India is a democratic success: globalists are so annoyed

One voter out of 969m, greater than the populations of EU, USA and Russia combined (Photo by Yawar Nazir/Getty Images)


India, the largest democracy on earth, is heading to the polls right now. Yet you have to ask how many Europeans have even bothered to look up and consider this phenomenon: a population of 1.4bn pulling all the adult men and women to voting booths to make their democratic choice.

That is a lot of multi-millions having a voice. Hear me roar.

Still, some who do follow the Indian elections now appear critical and concerned. Could they be right?

The polling goes on from 19 April to 1 June 2024. The 969m voters  go in seven phases to elect all 543 members of the Lok Sabha. The Indians, in this vast sweep to the polls, never forget this vote is like nothing else anywhere.

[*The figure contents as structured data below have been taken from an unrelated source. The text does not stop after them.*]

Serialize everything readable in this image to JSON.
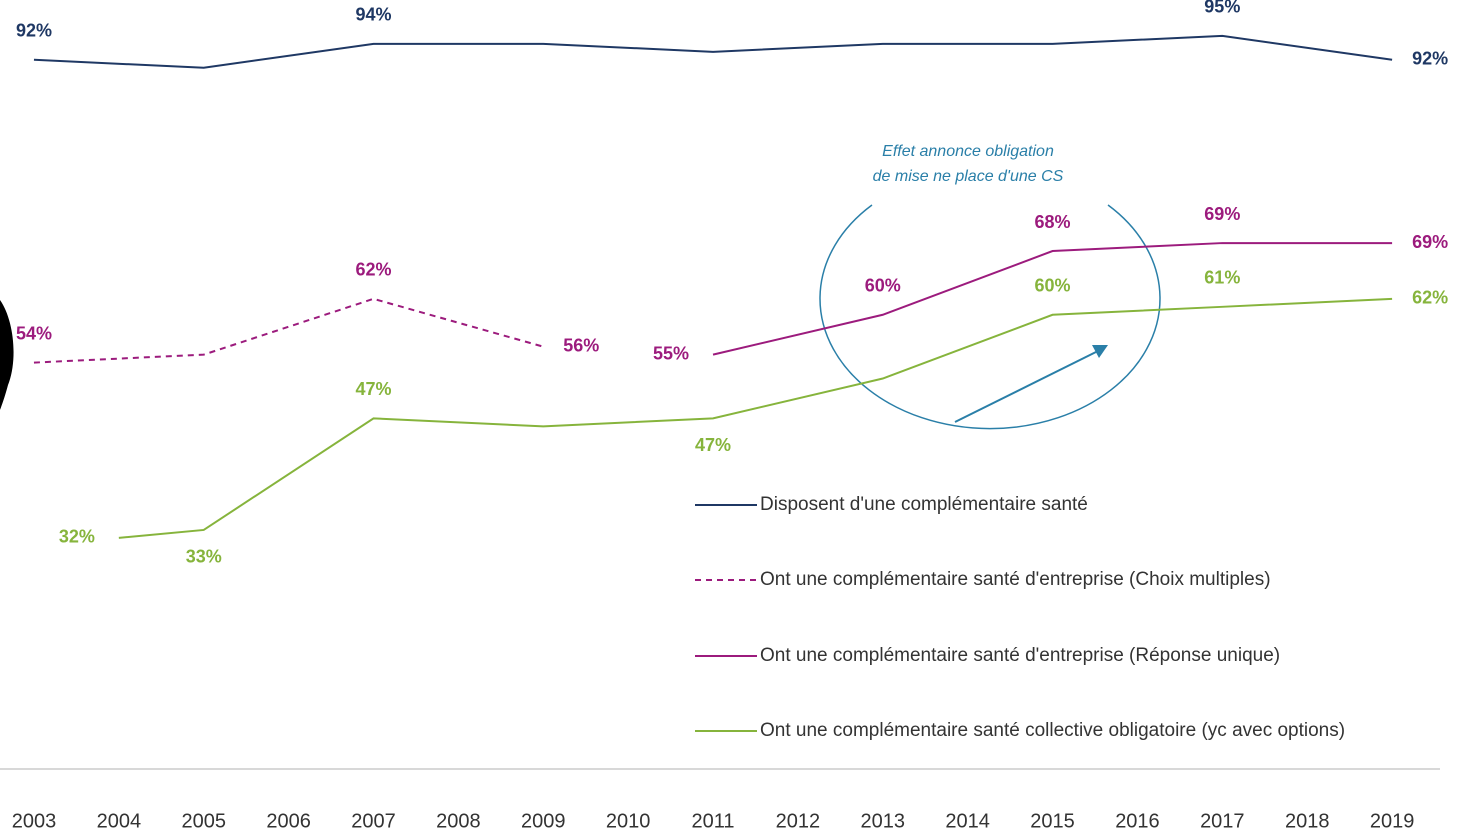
{
  "chart_data": {
    "type": "line",
    "xlim": [
      2002.6,
      2019.8
    ],
    "xticks": [
      2003,
      2004,
      2005,
      2006,
      2007,
      2008,
      2009,
      2010,
      2011,
      2012,
      2013,
      2014,
      2015,
      2016,
      2017,
      2018,
      2019
    ],
    "ylim": [
      3,
      99
    ],
    "annotation": [
      "Effet annonce obligation",
      "de mise ne place d'une CS"
    ],
    "series": [
      {
        "name": "Disposent d'une complémentaire santé",
        "color": "#1f3864",
        "dashed": false,
        "x": [
          2003,
          2005,
          2007,
          2009,
          2011,
          2013,
          2015,
          2017,
          2019
        ],
        "values": [
          92,
          91,
          94,
          94,
          93,
          94,
          94,
          95,
          92
        ],
        "value_labels": [
          "92%",
          null,
          "94%",
          null,
          null,
          null,
          null,
          "95%",
          "92%"
        ]
      },
      {
        "name": "Ont une complémentaire santé d'entreprise (Choix multiples)",
        "color": "#9c1b7d",
        "dashed": true,
        "x": [
          2003,
          2005,
          2007,
          2009
        ],
        "values": [
          54,
          55,
          62,
          56
        ],
        "value_labels": [
          "54%",
          null,
          "62%",
          "56%"
        ]
      },
      {
        "name": "Ont une complémentaire santé d'entreprise (Réponse unique)",
        "color": "#9c1b7d",
        "dashed": false,
        "x": [
          2011,
          2013,
          2015,
          2017,
          2019
        ],
        "values": [
          55,
          60,
          68,
          69,
          69
        ],
        "value_labels": [
          "55%",
          "60%",
          "68%",
          "69%",
          "69%"
        ]
      },
      {
        "name": "Ont une complémentaire santé collective obligatoire (yc avec options)",
        "color": "#86b43c",
        "dashed": false,
        "x": [
          2004,
          2005,
          2007,
          2009,
          2011,
          2013,
          2015,
          2017,
          2019
        ],
        "values": [
          32,
          33,
          47,
          46,
          47,
          52,
          60,
          61,
          62
        ],
        "value_labels": [
          "32%",
          "33%",
          "47%",
          null,
          "47%",
          null,
          "60%",
          "61%",
          "62%"
        ]
      }
    ]
  }
}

Yet this boast does not seem enough for many Western liberals, who lash out against it — to an extent that has led to allegations by India’s Prime Minister Narendra Modi of “foreign interference” in his country’s elections.

Last year India’s economy was the fastest growing in the world. Under Modi, the Asian superpower is becoming a geopolitical counterweight to China and the Central Asian states with Islamist and rogue tendencies, such as Pakistan.

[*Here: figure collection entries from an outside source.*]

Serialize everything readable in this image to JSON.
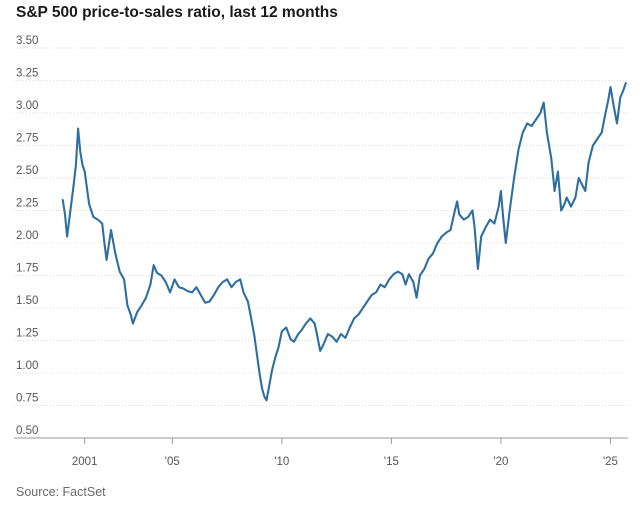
{
  "chart_data": {
    "type": "line",
    "title": "S&P 500 price-to-sales ratio, last 12 months",
    "xlabel": "",
    "ylabel": "",
    "source": "Source: FactSet",
    "ylim": [
      0.5,
      3.5
    ],
    "xlim": [
      1999.6,
      2025.8
    ],
    "grid": true,
    "legend": "none",
    "line_color": "#2f6f9f",
    "y_ticks": [
      {
        "value": 3.5,
        "label": "3.50"
      },
      {
        "value": 3.25,
        "label": "3.25"
      },
      {
        "value": 3.0,
        "label": "3.00"
      },
      {
        "value": 2.75,
        "label": "2.75"
      },
      {
        "value": 2.5,
        "label": "2.50"
      },
      {
        "value": 2.25,
        "label": "2.25"
      },
      {
        "value": 2.0,
        "label": "2.00"
      },
      {
        "value": 1.75,
        "label": "1.75"
      },
      {
        "value": 1.5,
        "label": "1.50"
      },
      {
        "value": 1.25,
        "label": "1.25"
      },
      {
        "value": 1.0,
        "label": "1.00"
      },
      {
        "value": 0.75,
        "label": "0.75"
      },
      {
        "value": 0.5,
        "label": "0.50"
      }
    ],
    "x_ticks": [
      {
        "value": 2001,
        "label": "2001"
      },
      {
        "value": 2005,
        "label": "'05"
      },
      {
        "value": 2010,
        "label": "'10"
      },
      {
        "value": 2015,
        "label": "'15"
      },
      {
        "value": 2020,
        "label": "'20"
      },
      {
        "value": 2025,
        "label": "'25"
      }
    ],
    "series": [
      {
        "points": [
          [
            2000.0,
            2.33
          ],
          [
            2000.1,
            2.22
          ],
          [
            2000.2,
            2.05
          ],
          [
            2000.35,
            2.25
          ],
          [
            2000.5,
            2.45
          ],
          [
            2000.6,
            2.6
          ],
          [
            2000.7,
            2.88
          ],
          [
            2000.8,
            2.7
          ],
          [
            2000.9,
            2.6
          ],
          [
            2001.0,
            2.55
          ],
          [
            2001.2,
            2.3
          ],
          [
            2001.4,
            2.2
          ],
          [
            2001.6,
            2.18
          ],
          [
            2001.8,
            2.15
          ],
          [
            2001.9,
            2.0
          ],
          [
            2002.0,
            1.87
          ],
          [
            2002.2,
            2.1
          ],
          [
            2002.4,
            1.92
          ],
          [
            2002.6,
            1.78
          ],
          [
            2002.8,
            1.72
          ],
          [
            2002.95,
            1.52
          ],
          [
            2003.1,
            1.45
          ],
          [
            2003.2,
            1.38
          ],
          [
            2003.4,
            1.47
          ],
          [
            2003.6,
            1.52
          ],
          [
            2003.8,
            1.58
          ],
          [
            2004.0,
            1.68
          ],
          [
            2004.15,
            1.83
          ],
          [
            2004.3,
            1.77
          ],
          [
            2004.5,
            1.75
          ],
          [
            2004.7,
            1.7
          ],
          [
            2004.9,
            1.62
          ],
          [
            2005.1,
            1.72
          ],
          [
            2005.3,
            1.66
          ],
          [
            2005.5,
            1.65
          ],
          [
            2005.7,
            1.63
          ],
          [
            2005.9,
            1.62
          ],
          [
            2006.1,
            1.66
          ],
          [
            2006.3,
            1.6
          ],
          [
            2006.5,
            1.54
          ],
          [
            2006.7,
            1.55
          ],
          [
            2006.9,
            1.6
          ],
          [
            2007.1,
            1.66
          ],
          [
            2007.3,
            1.7
          ],
          [
            2007.5,
            1.72
          ],
          [
            2007.7,
            1.66
          ],
          [
            2007.9,
            1.7
          ],
          [
            2008.1,
            1.72
          ],
          [
            2008.25,
            1.62
          ],
          [
            2008.45,
            1.55
          ],
          [
            2008.6,
            1.42
          ],
          [
            2008.75,
            1.28
          ],
          [
            2008.9,
            1.1
          ],
          [
            2009.0,
            0.98
          ],
          [
            2009.1,
            0.88
          ],
          [
            2009.2,
            0.82
          ],
          [
            2009.3,
            0.79
          ],
          [
            2009.4,
            0.88
          ],
          [
            2009.55,
            1.02
          ],
          [
            2009.7,
            1.12
          ],
          [
            2009.85,
            1.2
          ],
          [
            2010.0,
            1.32
          ],
          [
            2010.2,
            1.35
          ],
          [
            2010.4,
            1.26
          ],
          [
            2010.55,
            1.24
          ],
          [
            2010.75,
            1.3
          ],
          [
            2010.9,
            1.33
          ],
          [
            2011.1,
            1.38
          ],
          [
            2011.3,
            1.42
          ],
          [
            2011.5,
            1.38
          ],
          [
            2011.6,
            1.3
          ],
          [
            2011.75,
            1.17
          ],
          [
            2011.9,
            1.22
          ],
          [
            2012.1,
            1.3
          ],
          [
            2012.3,
            1.28
          ],
          [
            2012.5,
            1.24
          ],
          [
            2012.7,
            1.3
          ],
          [
            2012.9,
            1.27
          ],
          [
            2013.1,
            1.35
          ],
          [
            2013.3,
            1.42
          ],
          [
            2013.5,
            1.45
          ],
          [
            2013.7,
            1.5
          ],
          [
            2013.9,
            1.55
          ],
          [
            2014.1,
            1.6
          ],
          [
            2014.3,
            1.62
          ],
          [
            2014.5,
            1.68
          ],
          [
            2014.7,
            1.66
          ],
          [
            2014.9,
            1.72
          ],
          [
            2015.1,
            1.76
          ],
          [
            2015.3,
            1.78
          ],
          [
            2015.5,
            1.76
          ],
          [
            2015.65,
            1.68
          ],
          [
            2015.8,
            1.76
          ],
          [
            2016.0,
            1.7
          ],
          [
            2016.15,
            1.58
          ],
          [
            2016.3,
            1.75
          ],
          [
            2016.5,
            1.8
          ],
          [
            2016.7,
            1.88
          ],
          [
            2016.9,
            1.92
          ],
          [
            2017.1,
            2.0
          ],
          [
            2017.3,
            2.05
          ],
          [
            2017.5,
            2.08
          ],
          [
            2017.7,
            2.1
          ],
          [
            2017.9,
            2.25
          ],
          [
            2018.0,
            2.32
          ],
          [
            2018.1,
            2.22
          ],
          [
            2018.3,
            2.18
          ],
          [
            2018.5,
            2.2
          ],
          [
            2018.7,
            2.25
          ],
          [
            2018.8,
            2.12
          ],
          [
            2018.95,
            1.8
          ],
          [
            2019.1,
            2.05
          ],
          [
            2019.3,
            2.12
          ],
          [
            2019.5,
            2.18
          ],
          [
            2019.7,
            2.15
          ],
          [
            2019.9,
            2.28
          ],
          [
            2020.0,
            2.4
          ],
          [
            2020.1,
            2.2
          ],
          [
            2020.22,
            2.0
          ],
          [
            2020.4,
            2.25
          ],
          [
            2020.6,
            2.5
          ],
          [
            2020.8,
            2.72
          ],
          [
            2021.0,
            2.85
          ],
          [
            2021.2,
            2.92
          ],
          [
            2021.4,
            2.9
          ],
          [
            2021.6,
            2.95
          ],
          [
            2021.8,
            3.0
          ],
          [
            2021.95,
            3.08
          ],
          [
            2022.1,
            2.85
          ],
          [
            2022.3,
            2.65
          ],
          [
            2022.45,
            2.4
          ],
          [
            2022.6,
            2.55
          ],
          [
            2022.75,
            2.25
          ],
          [
            2022.9,
            2.3
          ],
          [
            2023.0,
            2.35
          ],
          [
            2023.2,
            2.28
          ],
          [
            2023.4,
            2.35
          ],
          [
            2023.55,
            2.5
          ],
          [
            2023.7,
            2.45
          ],
          [
            2023.85,
            2.4
          ],
          [
            2024.0,
            2.62
          ],
          [
            2024.2,
            2.75
          ],
          [
            2024.4,
            2.8
          ],
          [
            2024.6,
            2.85
          ],
          [
            2024.75,
            2.98
          ],
          [
            2024.9,
            3.1
          ],
          [
            2025.0,
            3.2
          ],
          [
            2025.15,
            3.05
          ],
          [
            2025.3,
            2.92
          ],
          [
            2025.45,
            3.12
          ],
          [
            2025.6,
            3.18
          ],
          [
            2025.7,
            3.23
          ]
        ]
      }
    ]
  }
}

Progressives in the West should normally be happy about it. They are not.

Indeed, India has lately been getting a lot of negative publicity by global legacy media. From the Guardian to the Financial Times and the Economist, reports on how bad a state the Indian democracy is in abound. A particular word seems to trigger the most negative of feelings: Hindutva.

Hindutva, which literally means hindu-ness, is a political ideology that favours the cultural hegemony of Hindus in India.

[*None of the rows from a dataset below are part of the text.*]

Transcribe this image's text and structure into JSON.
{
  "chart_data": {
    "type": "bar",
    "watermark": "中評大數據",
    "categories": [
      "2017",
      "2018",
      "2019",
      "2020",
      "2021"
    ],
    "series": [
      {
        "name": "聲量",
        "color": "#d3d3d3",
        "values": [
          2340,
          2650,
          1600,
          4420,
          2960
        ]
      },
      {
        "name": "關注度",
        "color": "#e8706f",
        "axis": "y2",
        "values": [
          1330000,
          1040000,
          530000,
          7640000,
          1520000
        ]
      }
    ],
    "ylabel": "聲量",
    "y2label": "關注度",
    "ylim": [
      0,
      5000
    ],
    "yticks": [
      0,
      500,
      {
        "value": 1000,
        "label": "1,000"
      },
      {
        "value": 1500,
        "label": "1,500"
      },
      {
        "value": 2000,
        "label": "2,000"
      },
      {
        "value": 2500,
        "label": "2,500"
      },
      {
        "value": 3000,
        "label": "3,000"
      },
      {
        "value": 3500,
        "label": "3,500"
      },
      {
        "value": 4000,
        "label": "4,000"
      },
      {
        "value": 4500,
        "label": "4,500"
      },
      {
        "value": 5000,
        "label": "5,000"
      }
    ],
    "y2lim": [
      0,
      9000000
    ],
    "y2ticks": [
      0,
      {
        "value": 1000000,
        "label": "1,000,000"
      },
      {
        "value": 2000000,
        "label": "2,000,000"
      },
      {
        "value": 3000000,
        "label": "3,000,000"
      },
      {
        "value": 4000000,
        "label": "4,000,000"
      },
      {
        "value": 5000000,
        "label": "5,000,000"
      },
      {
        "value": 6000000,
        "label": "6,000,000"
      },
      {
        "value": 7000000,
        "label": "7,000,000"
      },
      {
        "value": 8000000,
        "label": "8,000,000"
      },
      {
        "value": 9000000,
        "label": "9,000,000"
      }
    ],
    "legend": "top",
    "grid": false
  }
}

While its critics accuse Hindutva of discrimination against Muslims and Christians, it rejects differential laws based on religion. Yes, it is a form of nationalism. But at the same time it promotes egalitarianism through equality before the law.

In theory, treating everyone equally according to the Constitution is something that promotes liberty. What irritates liberals and progressives, however, is that under Modi’s Hindutva, India adheres to a concept of homogenised majority. For leftists, this is only allowed when done by Muslims and communists, but not by a democracy.

In fact, critics of India’s democracy strain at a gnat while swallowing a camel. They remain insensitive to prosecution of Christians in Africa, the Middle East or China, where Muslims are also oppressed. They do not care about human rights abuse under the Sharia law. They are seldomly seen protesting against the enforcement of an authoritarian and dystopian state of affairs in China.

China may as well be the elephant in the room here. It is bewildering, if not suspicious, that so many freedom-loving commentators and media are so tolerant to such a despotic state. Paradoxically, some proponents of democracy slam leaders like Narendra Modi, but are all for doing business with Beijing.

It is in this context that India is becoming a fly in the ointment. The stronger it grows, the more it questions China’s strategic depth – and upsets western reliance on Chinese manufacturing output and trade – as well as Beijing’s Belt and Road Initiative. This last decade Delhi has become an annoying success story, one that further promotes the establishment of a multipolar world.

So criticism kicks in. Although PM Modi has repeatedly called India the “mother of democracy” and vows to adhere to its values, some media are particularly harsh. Last week Bloomberg raised concerns about transparency, implying that the ruling party aims at rigging the result. The BBC recently accused Modi of “divisive speech” and “Islamophobia”.

Is Indian democracy perfect? Far from it. Much needs to be done to battle poverty, corruption and social exclusion. But the West, and Europe most of all, should focus on assisting India, which is expected to outpace the EU as an economic power in the near future, to strengthen and enhance its polity, instead of undermining it.

To anyone who is a true friend of freedom, an imperfect democracy – especially in a booming superpower that has double the population of Europe – is far better than any tyranny.